CHICAGO (AP) — Defense attorneys for four people charged in an attack caught on cellphone video of a mentally disabled man said Friday the defendants have received death threats.

Cook County Public Defender Amy Campanelli said after a brief Friday hearing in the case that "sensationalized, pervasive media coverage" threatens to poison the jury pool. Neil Toppel, a public defender for one of the defendants, cited an online post calling for the "public execution" of the defendants and their supporters.

Judge Peggy Chiampas has barred cameras and sketch artists from the court during preliminary hearings for the four defendants.

The four were indicted Friday and their arraignment was scheduled for Feb. 10. Defense attorneys said they would try to have bail reduced for the four. Among the charges the four face are aggravated kidnapping and two counts of committing a hate crime — one because of the victim's race and the other because of his mental disabilities.
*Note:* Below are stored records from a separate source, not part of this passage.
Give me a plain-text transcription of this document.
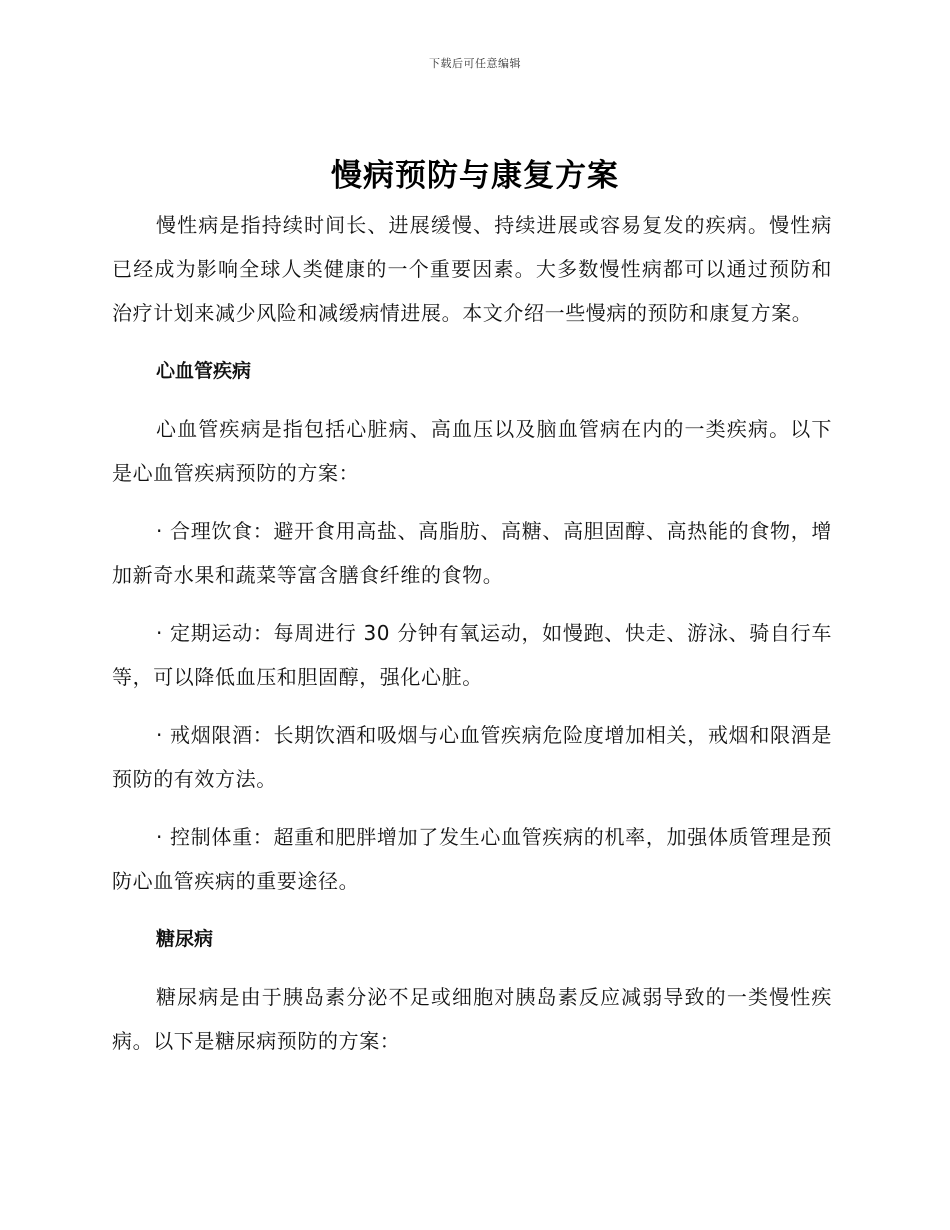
下载后可任意编辑
慢病预防与康复方案

慢性病是指持续时间长、进展缓慢、持续进展或容易复发的疾病。慢性病已经成为影响全球人类健康的一个重要因素。大多数慢性病都可以通过预防和治疗计划来减少风险和减缓病情进展。本文介绍一些慢病的预防和康复方案。

心血管疾病

心血管疾病是指包括心脏病、高血压以及脑血管病在内的一类疾病。以下是心血管疾病预防的方案：

· 合理饮食：避开食用高盐、高脂肪、高糖、高胆固醇、高热能的食物，增加新奇水果和蔬菜等富含膳食纤维的食物。

· 定期运动：每周进行 30 分钟有氧运动，如慢跑、快走、游泳、骑自行车等，可以降低血压和胆固醇，强化心脏。

· 戒烟限酒：长期饮酒和吸烟与心血管疾病危险度增加相关，戒烟和限酒是预防的有效方法。

· 控制体重：超重和肥胖增加了发生心血管疾病的机率，加强体质管理是预防心血管疾病的重要途径。

糖尿病

糖尿病是由于胰岛素分泌不足或细胞对胰岛素反应减弱导致的一类慢性疾病。以下是糖尿病预防的方案：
The graphic cellphone video shows the four black suspects taunting the white victim with profanities against white people and President-elect Donald Trump.

The beating was captured on cellphone video by one of the assailants and has since been viewed millions of times on social media. Prosecutors have said the 18-year-old victim has schizophrenia and attention deficit hyperactivity disorder.

"Sensationalized, pervasive media coverage threatens to poison the jury pool for my clients," Campanelli said. "They have already been denounced in the media before anything has been proven."

The defendants are three 18-year-olds — Jordan Hill of Carpentersville, Brittany Covington of Chicago and Tesfaye Cooper of Chicago — and 24-year-old Tanishia Covington of Chicago.

The incident began New Year's Eve, when the victim and alleged assailant Jordan Hill met at a suburban McDonald's, and then called his parents later to say he was staying with Hill for a sleepover.

Instead, Hill drove the victim around in a stolen van for a couple of days, ending up at a home in Chicago, where two of the other suspects lived, police said.

The victim eventually escaped and a police officer spotted him wandering down a street, bloodied and disoriented.